Он шел теперь быстро, чуть ли не вприпрыжку, забывая о боли в ноге. Он радовался, как ребенок. Ведь дверь хлебного амбара Додхудая открылась для Джаббаркула. Получит он семена. Так вот, интересно: чья же это милость, Додхудая или аллаха?

В то время как Хатам размышлял об этом, послышалась песня.

Друга просить — аллах не приведи,

Врага умолять — аллах не приведи,

Подлецу задолжать — аллах не приведи.

Додхудай, услышав слова песни, вдруг встрепенулся, забеспокоился, заерзал на плечах у юноши, начал оглядываться вокруг. Наконец он не выдержал и спросил:

— Хатамбек, откуда доносится этот голос поющего, чтоб ему сгинуть.

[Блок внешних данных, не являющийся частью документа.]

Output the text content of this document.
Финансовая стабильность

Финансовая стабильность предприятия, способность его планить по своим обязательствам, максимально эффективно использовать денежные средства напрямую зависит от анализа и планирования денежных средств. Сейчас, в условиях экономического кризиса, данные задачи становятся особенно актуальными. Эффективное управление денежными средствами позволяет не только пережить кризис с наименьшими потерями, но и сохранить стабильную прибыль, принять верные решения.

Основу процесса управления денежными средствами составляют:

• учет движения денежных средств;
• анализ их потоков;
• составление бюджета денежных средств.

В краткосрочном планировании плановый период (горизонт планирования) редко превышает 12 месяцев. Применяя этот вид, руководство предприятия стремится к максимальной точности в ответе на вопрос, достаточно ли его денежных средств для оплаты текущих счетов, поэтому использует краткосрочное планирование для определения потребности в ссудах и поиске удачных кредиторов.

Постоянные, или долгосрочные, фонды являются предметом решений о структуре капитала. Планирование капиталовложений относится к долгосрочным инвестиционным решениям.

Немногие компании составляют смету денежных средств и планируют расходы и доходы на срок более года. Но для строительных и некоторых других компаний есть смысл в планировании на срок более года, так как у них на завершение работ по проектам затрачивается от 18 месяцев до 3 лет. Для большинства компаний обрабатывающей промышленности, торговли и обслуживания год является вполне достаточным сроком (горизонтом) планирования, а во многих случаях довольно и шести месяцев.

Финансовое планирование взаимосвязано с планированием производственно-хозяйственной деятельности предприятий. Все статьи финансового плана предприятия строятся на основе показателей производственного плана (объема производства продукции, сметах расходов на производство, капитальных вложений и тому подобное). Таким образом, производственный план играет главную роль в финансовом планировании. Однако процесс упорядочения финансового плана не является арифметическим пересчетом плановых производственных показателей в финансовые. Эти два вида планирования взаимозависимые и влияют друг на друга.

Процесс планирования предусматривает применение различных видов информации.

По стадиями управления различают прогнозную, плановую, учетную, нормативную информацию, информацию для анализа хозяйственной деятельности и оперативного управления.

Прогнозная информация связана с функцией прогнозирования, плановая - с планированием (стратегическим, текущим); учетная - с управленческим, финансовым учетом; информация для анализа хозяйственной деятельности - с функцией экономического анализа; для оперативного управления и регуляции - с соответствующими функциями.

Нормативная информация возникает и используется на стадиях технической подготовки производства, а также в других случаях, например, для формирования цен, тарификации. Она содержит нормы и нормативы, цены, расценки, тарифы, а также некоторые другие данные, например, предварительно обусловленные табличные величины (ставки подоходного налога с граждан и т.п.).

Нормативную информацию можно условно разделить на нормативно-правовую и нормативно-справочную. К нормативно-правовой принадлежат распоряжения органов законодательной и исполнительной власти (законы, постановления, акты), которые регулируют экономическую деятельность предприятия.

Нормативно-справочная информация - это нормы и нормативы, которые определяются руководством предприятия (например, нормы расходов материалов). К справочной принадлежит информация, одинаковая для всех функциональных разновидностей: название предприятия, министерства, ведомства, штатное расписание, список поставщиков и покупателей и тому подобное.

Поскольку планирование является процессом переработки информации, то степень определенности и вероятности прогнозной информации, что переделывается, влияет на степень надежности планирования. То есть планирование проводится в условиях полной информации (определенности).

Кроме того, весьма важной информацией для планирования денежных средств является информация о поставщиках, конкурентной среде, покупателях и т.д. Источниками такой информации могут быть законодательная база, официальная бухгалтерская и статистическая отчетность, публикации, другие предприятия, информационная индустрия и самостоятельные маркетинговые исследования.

— Голос слышен, а поющего не видно.

— Нет, ты посмотри, хорошенько посмотри, он где-то поблизости. — Казалось, Додхудая обуял страх от этого голоса и этой песенки. Между тем Хатам и сам запел только что услышанные слова и даже зашагал, покачиваясь в такт песне:

Врага умолять — аллах не приведи,

Подлецу задолжать — аллах не приведи.

— Что это еще за шутовство! — рассерженно закричал Додхудай. Меня тошнит от этой песенки. Или ты тоже лишился ума, как Камаль-лашкар? Замолчи же!

— А что случилось, хозяин?

— Он еще спрашивает, что случилось?! О, аллах, отверни от меня лицо этого негодника! Видеть его у меня нет мочи, от одного голоса его меня бросило и в жар и в холод.

— Но ведь многим людям нравятся его песни, — возразил Хатам. Я сам видел, что как только он появляется на улице, так его начинают упрашивать: «Камаль-вай, спой нам, не откажи, мы дадим тебе денежку». В ответ на это Камаль, приплясывая, говорит или напевает: «Песня за денежку не продается, песенка божья даром поется». Вот как он говорит. Многие считают его святым человеком.

— Не называй его святым, а то и сам увязнешь в грехе. Будь он проклят, этот бездельник! Вишь что поет: песня за деньги не продается. За деньги все продается, этот закон касается и таких безумных, как этот Камаль.

Песенка юродивого опять послышалась за бугром.

Додхудай закричал как в истерике:

— Чтоб из могилы слышался его голос! Ну-ка давай быстрее, я хочу оказаться в мечети до того, как появится этот поганец! Давай же скорее, скорее!

— Хорошо, хорошо, поторопимся. А ну-ка, животинушка, пошел, пошел! — Хатам ударил себя два раза по заду и устремился в сторону мечети, обгоняя и пешеходов и едущих на ослах. Но, обливаясь потом и запыхавшись, он приостановился.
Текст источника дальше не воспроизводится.